Maine is implementing a new law that requires a wildlife-in-captivity permit for wolf hybrids, and spaying or neutering for any current owners of hybrids.
It is legal to own a hybrid in Virginia, but Virginia Code Section 3.2-6582 allows localities to set up permitting systems to regulate such things as how many hybrids a person can own, identification by tags or tattoos, and the keeping and handling of hybrids.
Today’s Washington Post article quotes Jim Doughty, who runs a refuge with wolf hybrids, as saying that this law unfairly targets hybrids, and that:
Any animal, no matter whether it’s a pure wolf or a Chihuahua or a pug or anything else, depends on the person and how they raise it. It’s the same thing with your kids. If you’re abusive toward your kids, they’re not going to be so good. If you work with them, they’ll be great.
I disagree with Doughty. Although I am an avid critic of breed specific legislation, I see wolves and wolf hybrids in a very different light from pit bulls and other dog breeds. No good comes of spreading the rumor that dogs and wolves are one in the same. For many reasons – including for safety, and from a behavior and training perspective – the public needs to be made aware of the fact that dogs are not wolves – and wolves are not dogs.

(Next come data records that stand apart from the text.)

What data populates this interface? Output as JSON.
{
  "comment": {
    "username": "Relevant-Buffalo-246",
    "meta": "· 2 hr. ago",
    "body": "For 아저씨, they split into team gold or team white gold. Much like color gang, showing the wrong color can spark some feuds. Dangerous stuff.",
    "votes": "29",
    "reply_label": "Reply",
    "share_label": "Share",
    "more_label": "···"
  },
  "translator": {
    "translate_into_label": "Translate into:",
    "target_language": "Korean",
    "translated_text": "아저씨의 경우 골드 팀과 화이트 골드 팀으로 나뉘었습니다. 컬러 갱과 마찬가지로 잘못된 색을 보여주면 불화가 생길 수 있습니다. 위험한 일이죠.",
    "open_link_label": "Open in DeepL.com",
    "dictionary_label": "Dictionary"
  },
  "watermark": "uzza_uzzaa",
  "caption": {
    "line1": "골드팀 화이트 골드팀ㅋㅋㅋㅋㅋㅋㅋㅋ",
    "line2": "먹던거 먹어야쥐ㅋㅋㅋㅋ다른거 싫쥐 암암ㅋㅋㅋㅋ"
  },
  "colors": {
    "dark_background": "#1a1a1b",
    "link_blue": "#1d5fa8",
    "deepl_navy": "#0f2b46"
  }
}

The difference between wolves and dogs comes across very clearly in John Bradshaw’s excellent book Dog Sense. The following video clip from BBC’s Secret Life of Dogs shows nature winning out over nurture when scientists try to raise wolf cubs like puppies (starting at 2:53 in this clip):
What is your experience with hybrids? Are you for or against a permit system for the ownership of hybrids like Maine has just passed?